Check out fencing. Local fencing club has classes for kids and adults all ages. They also do birthday parties, so that might be something different that would be fun for him and his friends.
Learn about current trends in social media. Figure out where you draw boundaries, what platforms are allowed and not. Teach them how to stay safe, be positive and kind and always respectful.
Offer gifts to the Lord. Maybe it's your school work, or your career, or the kid you raise, or your life in general. Wrap it up and make it a present to the Lord.
Beware that when you’re first exposed to a new thing: a car, a college tour, house, etc. you will feel AMAZING and totally seduced by the shiny newness. Be cool. Remember that glitters is not gold. Things don’t need to be perfect and even if the house is it doesn’t mean life will be.
Respect people’s boundaries / quirks. Someone who “doesn’t fly” may have fear of enclosed spaces due to anxiety or past trauma. Someone who doesn’t drink may have had a parent who was an abusive alcoholic.
Don’t laugh, question or prod. If they want to talk about it, fine. Otherwise just accept their boundaries.
Institute a “leave by” time instead of a curfew. That way they won’t panic / speed if something out of their control happens to make them late. “Leave Riley’s house by 10pm.”

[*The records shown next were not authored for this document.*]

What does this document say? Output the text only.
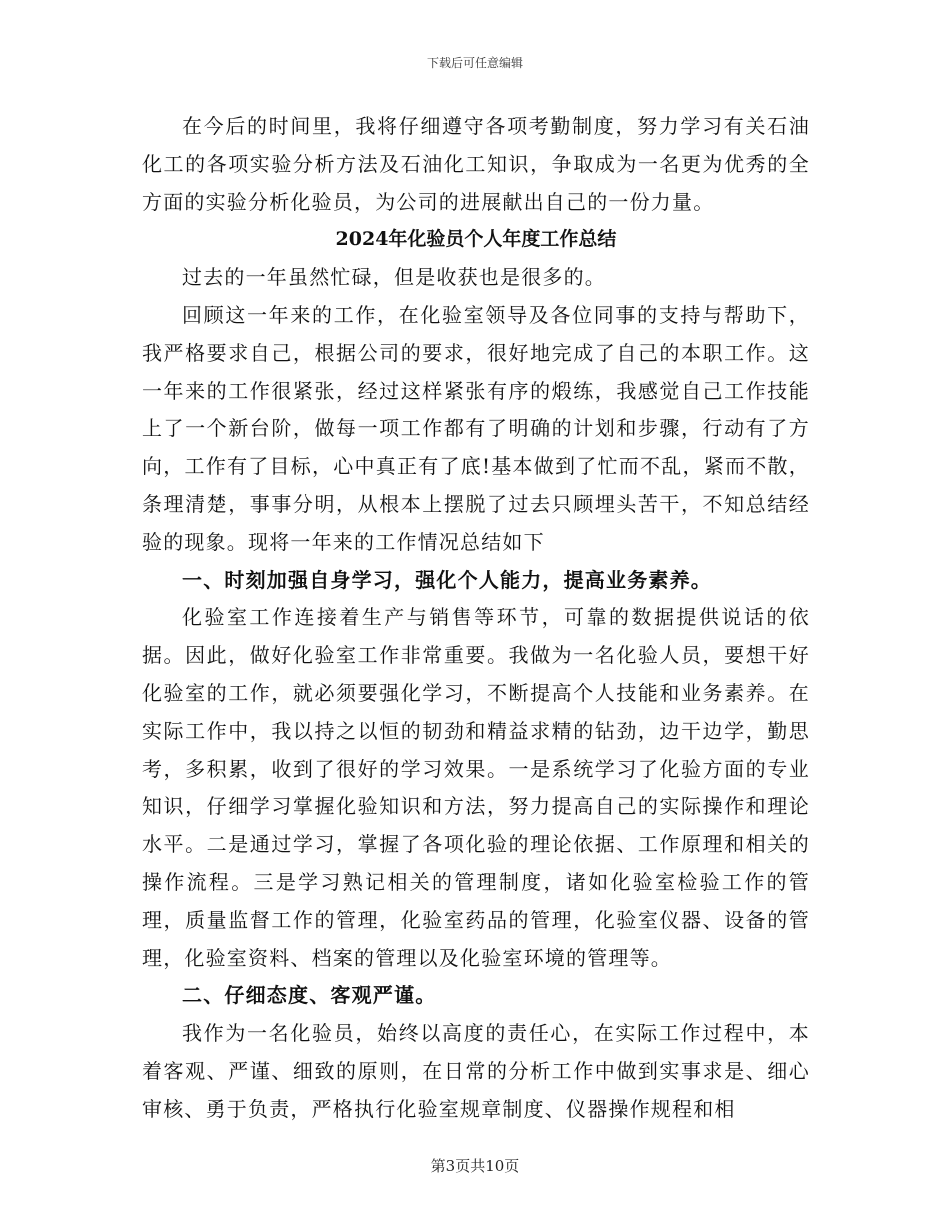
下载后可任意编辑

在今后的时间里，我将仔细遵守各项考勤制度，努力学习有关石油化工的各项实验分析方法及石油化工知识，争取成为一名更为优秀的全方面的实验分析化验员，为公司的进展献出自己的一份力量。

2024年化验员个人年度工作总结

过去的一年虽然忙碌，但是收获也是很多的。

回顾这一年来的工作，在化验室领导及各位同事的支持与帮助下，我严格要求自己，根据公司的要求，很好地完成了自己的本职工作。这一年来的工作很紧张，经过这样紧张有序的煅练，我感觉自己工作技能上了一个新台阶，做每一项工作都有了明确的计划和步骤，行动有了方向，工作有了目标，心中真正有了底!基本做到了忙而不乱，紧而不散，条理清楚，事事分明，从根本上摆脱了过去只顾埋头苦干，不知总结经验的现象。现将一年来的工作情况总结如下

一、时刻加强自身学习，强化个人能力，提高业务素养。

化验室工作连接着生产与销售等环节，可靠的数据提供说话的依据。因此，做好化验室工作非常重要。我做为一名化验人员，要想干好化验室的工作，就必须要强化学习，不断提高个人技能和业务素养。在实际工作中，我以持之以恒的韧劲和精益求精的钻劲，边干边学，勤思考，多积累，收到了很好的学习效果。一是系统学习了化验方面的专业知识，仔细学习掌握化验知识和方法，努力提高自己的实际操作和理论水平。二是通过学习，掌握了各项化验的理论依据、工作原理和相关的操作流程。三是学习熟记相关的管理制度，诸如化验室检验工作的管理，质量监督工作的管理，化验室药品的管理，化验室仪器、设备的管理，化验室资料、档案的管理以及化验室环境的管理等。

二、仔细态度、客观严谨。

我作为一名化验员，始终以高度的责任心，在实际工作过程中，本着客观、严谨、细致的原则，在日常的分析工作中做到实事求是、细心审核、勇于负责，严格执行化验室规章制度、仪器操作规程和相

第3页共10页
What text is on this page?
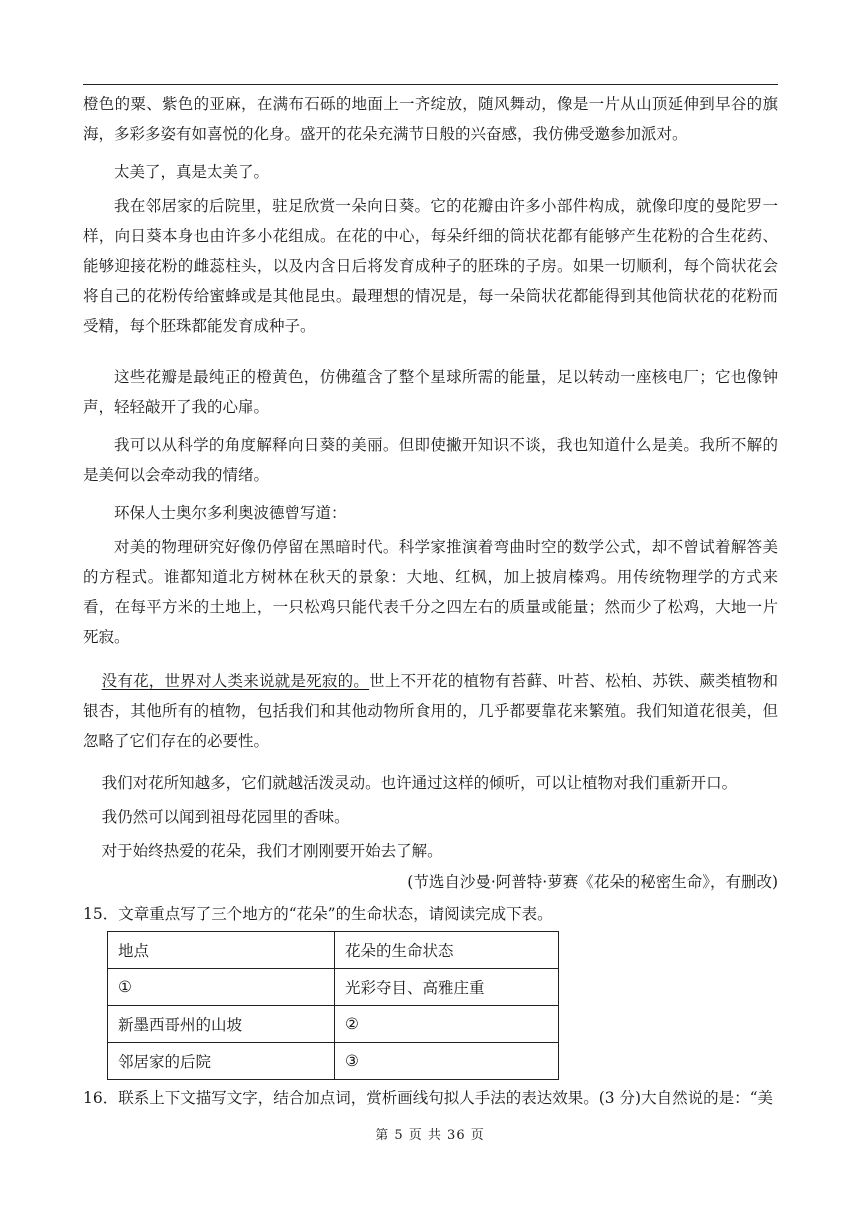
橙色的粟、紫色的亚麻，在满布石砾的地面上一齐绽放，随风舞动，像是一片从山顶延伸到早谷的旗海，多彩多姿有如喜悦的化身。盛开的花朵充满节日般的兴奋感，我仿佛受邀参加派对。

太美了，真是太美了。

我在邻居家的后院里，驻足欣赏一朵向日葵。它的花瓣由许多小部件构成，就像印度的曼陀罗一样，向日葵本身也由许多小花组成。在花的中心，每朵纤细的筒状花都有能够产生花粉的合生花药、能够迎接花粉的雌蕊柱头，以及内含日后将发育成种子的胚珠的子房。如果一切顺利，每个筒状花会将自己的花粉传给蜜蜂或是其他昆虫。最理想的情况是，每一朵筒状花都能得到其他筒状花的花粉而受精，每个胚珠都能发育成种子。

这些花瓣是最纯正的橙黄色，仿佛蕴含了整个星球所需的能量，足以转动一座核电厂；它也像钟声，轻轻敲开了我的心扉。

我可以从科学的角度解释向日葵的美丽。但即使撇开知识不谈，我也知道什么是美。我所不解的是美何以会牵动我的情绪。

环保人士奥尔多利奥波德曾写道：

对美的物理研究好像仍停留在黑暗时代。科学家推演着弯曲时空的数学公式，却不曾试着解答美的方程式。谁都知道北方树林在秋天的景象：大地、红枫，加上披肩榛鸡。用传统物理学的方式来看，在每平方米的土地上，一只松鸡只能代表千分之四左右的质量或能量；然而少了松鸡，大地一片死寂。

没有花，世界对人类来说就是死寂的。世上不开花的植物有苔藓、叶苔、松柏、苏铁、蕨类植物和银杏，其他所有的植物，包括我们和其他动物所食用的，几乎都要靠花来繁殖。我们知道花很美，但忽略了它们存在的必要性。

我们对花所知越多，它们就越活泼灵动。也许通过这样的倾听，可以让植物对我们重新开口。

我仍然可以闻到祖母花园里的香味。

对于始终热爱的花朵，我们才刚刚要开始去了解。

(节选自沙曼·阿普特·萝赛《花朵的秘密生命》，有删改)
15．文章重点写了三个地方的“花朵”的生命状态，请阅读完成下表。
地点	花朵的生命状态
①	光彩夺目、高雅庄重
新墨西哥州的山坡	②
邻居家的后院	③
16．联系上下文描写文字，结合加点词，赏析画线句拟人手法的表达效果。(3 分)大自然说的是：“美
第 5 页 共 36 页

A person’s friends are a reflection of their character. Pick friends who you can be yourself around. Look for partners who have close friendships, a circle of friends who think highly of them.

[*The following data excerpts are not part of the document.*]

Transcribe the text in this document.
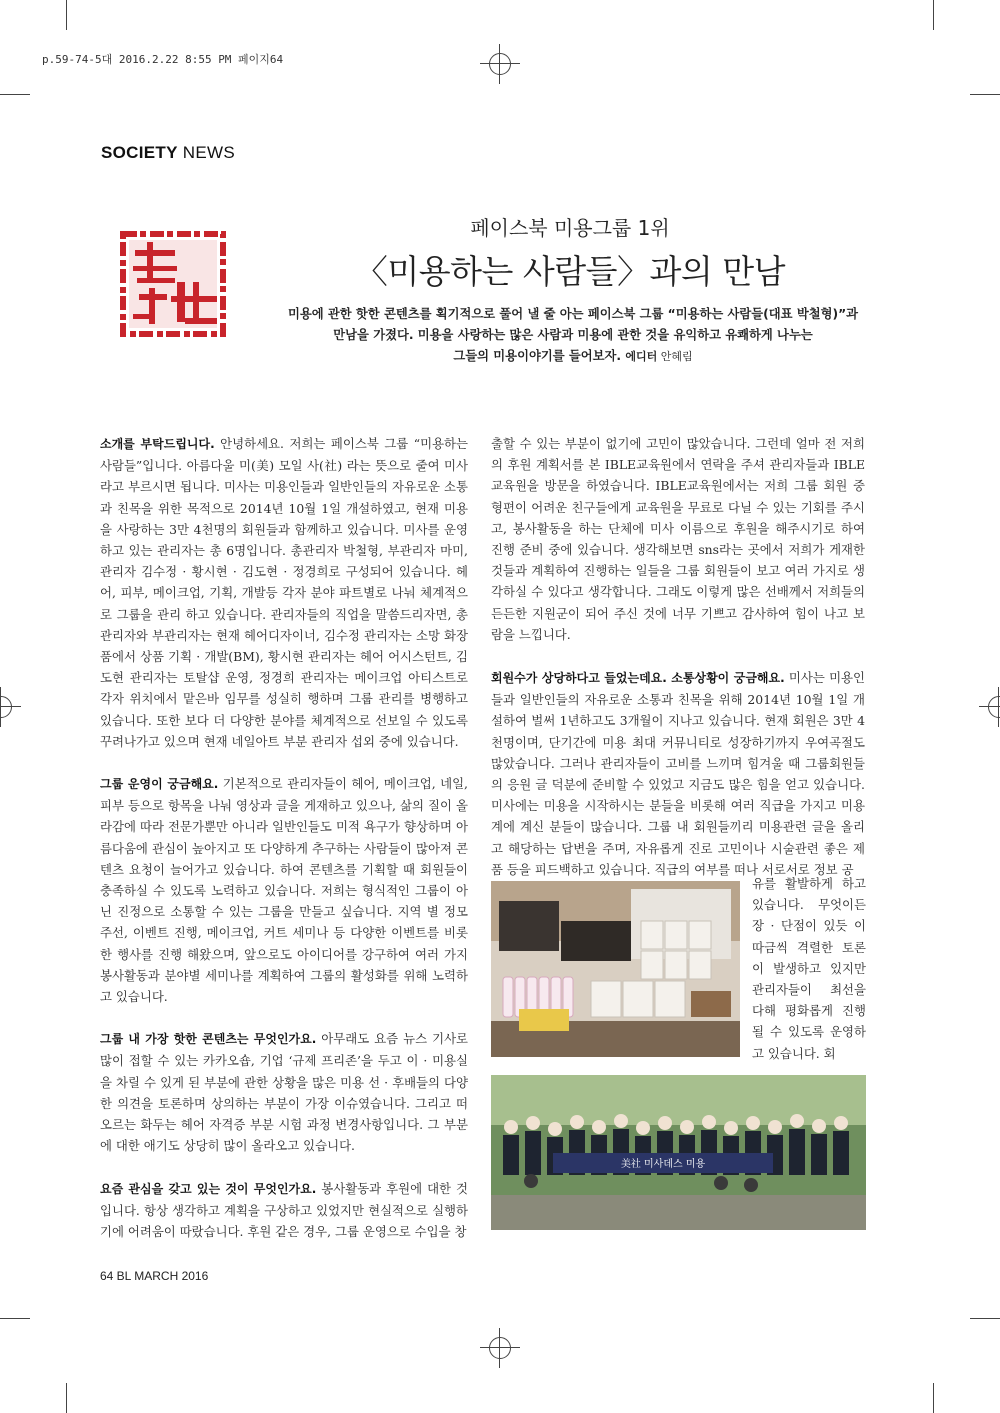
p.59-74-5대 2016.2.22 8:55 PM 페이지64
SOCIETY NEWS
페이스북 미용그룹 1위
〈미용하는 사람들〉과의 만남
미용에 관한 핫한 콘텐츠를 획기적으로 풀어 낼 줄 아는 페이스북 그룹 “미용하는 사람들(대표 박철형)”과
만남을 가졌다. 미용을 사랑하는 많은 사람과 미용에 관한 것을 유익하고 유쾌하게 나누는
그들의 미용이야기를 들어보자. 에디터 안혜림

소개를 부탁드립니다. 안녕하세요. 저희는 페이스북 그룹 “미용하는 사람들”입니다. 아름다울 미(美) 모일 사(社) 라는 뜻으로 줄여 미사라고 부르시면 됩니다. 미사는 미용인들과 일반인들의 자유로운 소통과 친목을 위한 목적으로 2014년 10월 1일 개설하였고, 현재 미용을 사랑하는 3만 4천명의 회원들과 함께하고 있습니다. 미사를 운영하고 있는 관리자는 총 6명입니다. 총관리자 박철형, 부관리자 마미, 관리자 김수정 · 황시현 · 김도현 · 정경희로 구성되어 있습니다. 헤어, 피부, 메이크업, 기획, 개발등 각자 분야 파트별로 나눠 체계적으로 그룹을 관리 하고 있습니다. 관리자들의 직업을 말씀드리자면, 총관리자와 부관리자는 현재 헤어디자이너, 김수정 관리자는 소망 화장품에서 상품 기획 · 개발(BM), 황시현 관리자는 헤어 어시스턴트, 김도현 관리자는 토탈샵 운영, 정경희 관리자는 메이크업 아티스트로 각자 위치에서 맡은바 임무를 성실히 행하며 그룹 관리를 병행하고 있습니다. 또한 보다 더 다양한 분야를 체계적으로 선보일 수 있도록 꾸려나가고 있으며 현재 네일아트 부분 관리자 섭외 중에 있습니다.

그룹 운영이 궁금해요. 기본적으로 관리자들이 헤어, 메이크업, 네일, 피부 등으로 항목을 나눠 영상과 글을 게재하고 있으나, 삶의 질이 올라감에 따라 전문가뿐만 아니라 일반인들도 미적 욕구가 향상하며 아름다움에 관심이 높아지고 또 다양하게 추구하는 사람들이 많아져 콘텐츠 요청이 늘어가고 있습니다. 하여 콘텐츠를 기획할 때 회원들이 충족하실 수 있도록 노력하고 있습니다. 저희는 형식적인 그룹이 아닌 진정으로 소통할 수 있는 그룹을 만들고 싶습니다. 지역 별 정모 주선, 이벤트 진행, 메이크업, 커트 세미나 등 다양한 이벤트를 비롯한 행사를 진행 해왔으며, 앞으로도 아이디어를 강구하여 여러 가지 봉사활동과 분야별 세미나를 계획하여 그룹의 활성화를 위해 노력하고 있습니다.

그룹 내 가장 핫한 콘텐츠는 무엇인가요. 아무래도 요즘 뉴스 기사로 많이 접할 수 있는 카카오숍, 기업 ‘규제 프리존’을 두고 이 · 미용실을 차릴 수 있게 된 부분에 관한 상황을 많은 미용 선 · 후배들의 다양한 의견을 토론하며 상의하는 부분이 가장 이슈였습니다. 그리고 떠오르는 화두는 헤어 자격증 부분 시험 과정 변경사항입니다. 그 부분에 대한 애기도 상당히 많이 올라오고 있습니다.

요즘 관심을 갖고 있는 것이 무엇인가요. 봉사활동과 후원에 대한 것입니다. 항상 생각하고 계획을 구상하고 있었지만 현실적으로 실행하기에 어려움이 따랐습니다. 후원 같은 경우, 그룹 운영으로 수입을 창

출할 수 있는 부분이 없기에 고민이 많았습니다. 그런데 얼마 전 저희의 후원 계획서를 본 IBLE교육원에서 연락을 주셔 관리자들과 IBLE교육원을 방문을 하였습니다. IBLE교육원에서는 저희 그룹 회원 중 형편이 어려운 친구들에게 교육원을 무료로 다닐 수 있는 기회를 주시고, 봉사활동을 하는 단체에 미사 이름으로 후원을 해주시기로 하여 진행 준비 중에 있습니다. 생각해보면 sns라는 곳에서 저희가 게재한 것들과 계획하여 진행하는 일들을 그룹 회원들이 보고 여러 가지로 생각하실 수 있다고 생각합니다. 그래도 이렇게 많은 선배께서 저희들의 든든한 지원군이 되어 주신 것에 너무 기쁘고 감사하여 힘이 나고 보람을 느낍니다.

회원수가 상당하다고 들었는데요. 소통상황이 궁금해요. 미사는 미용인들과 일반인들의 자유로운 소통과 친목을 위해 2014년 10월 1일 개설하여 벌써 1년하고도 3개월이 지나고 있습니다. 현재 회원은 3만 4천명이며, 단기간에 미용 최대 커뮤니티로 성장하기까지 우여곡절도 많았습니다. 그러나 관리자들이 고비를 느끼며 힘겨울 때 그룹회원들의 응원 글 덕분에 준비할 수 있었고 지금도 많은 힘을 얻고 있습니다. 미사에는 미용을 시작하시는 분들을 비롯해 여러 직급을 가지고 미용계에 계신 분들이 많습니다. 그룹 내 회원들끼리 미용관련 글을 올리고 해당하는 답변을 주며, 자유롭게 진로 고민이나 시술관련 좋은 제품 등을 피드백하고 있습니다. 직급의 여부를 떠나 서로서로 정보 공

유를 활발하게 하고 있습니다. 무엇이든 장 · 단점이 있듯 이 따금씩 격렬한 토론이 발생하고 있지만 관리자들이 최선을 다해 평화롭게 진행될 수 있도록 운영하고 있습니다. 회
美社 미사데스 미용
64 BL MARCH 2016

Grandpa didn’t drink coffee, but when he was in Korea he used to drink it just so he could hold the cup and keep his hands warm. (During the Korean War be enlisted in the Marines with a bunch of his buddies right after high school.)
Look for answers where truth, laughter, kindness, beauty, compassion and love are found. (Not in outward appearances or illusions of perfection. Not in cynicism, apathy or destructiveness.)

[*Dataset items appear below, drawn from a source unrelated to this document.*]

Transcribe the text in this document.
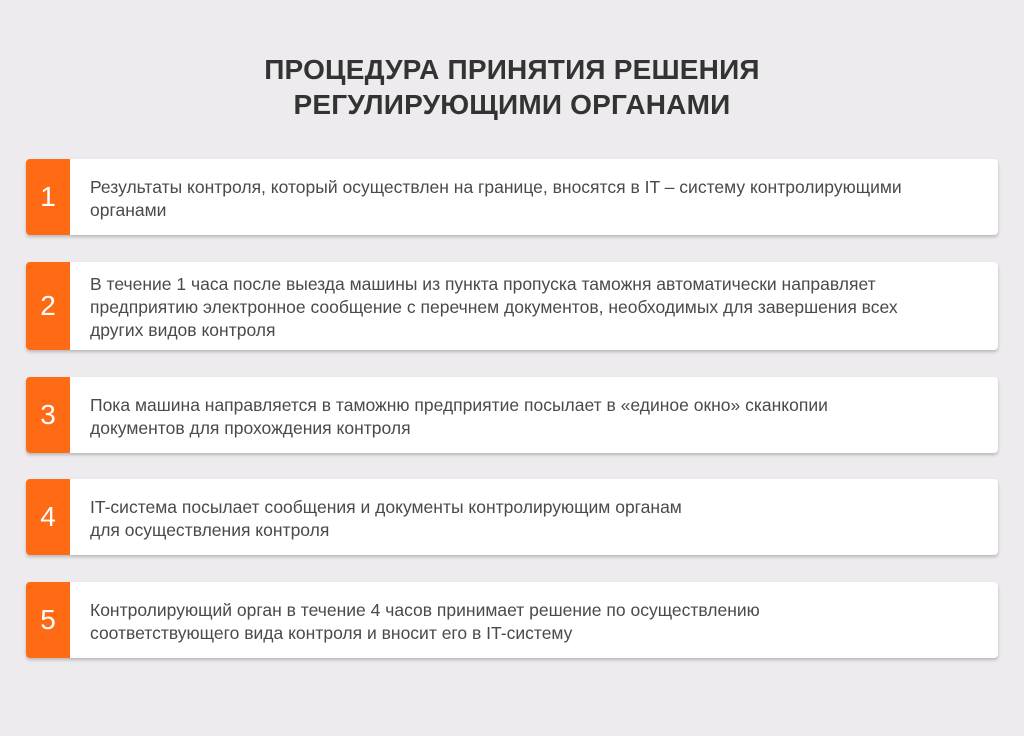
ПРОЦЕДУРА ПРИНЯТИЯ РЕШЕНИЯ
РЕГУЛИРУЮЩИМИ ОРГАНАМИ
1	Результаты контроля, который осуществлен на границе, вносятся в IT – систему контролирующими
органами
2
В течение 1 часа после выезда машины из пункта пропуска таможня автоматически направляет
предприятию электронное сообщение с перечнем документов, необходимых для завершения всех
других видов контроля
3	Пока машина направляется в таможню предприятие посылает в «единое окно» сканкопии
документов для прохождения контроля
4	IT-система посылает сообщения и документы контролирующим органам
для осуществления контроля
5	Контролирующий орган в течение 4 часов принимает решение по осуществлению
соответствующего вида контроля и вносит его в IT-систему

In marriage there will be times or occasions when one of you will be “pilot” and the other “copilot” (depending on skills, abilities, circumstances, etc.)
Both pilot and copilot are good! But never be a “passenger” in a relationship.
You can’t hit ‘em all outta the park. Some days (dates, reviews, vacations, report cards, etc.) are just going to fall flat. No worries, the next one will be better.
Sometimes hookups don’t go well. The vibe is off for whatever reason. Stop. It’s okay to say “actually, let’s just call it a night.” Trust your gut. Be kind but never apologize for saying no-thanks.
What does it mean to grow up? Sacrifice- When you put someone else’s needs before your own. Responsibility- When you can be counted on to do what’s right and also to do what has to be done. Trustworthiness- You keep your word.Sincerity - You are true to yourself and don’t pretend in order to fit in. It’s about choices and actions and deciding what you value and then building a life around those values.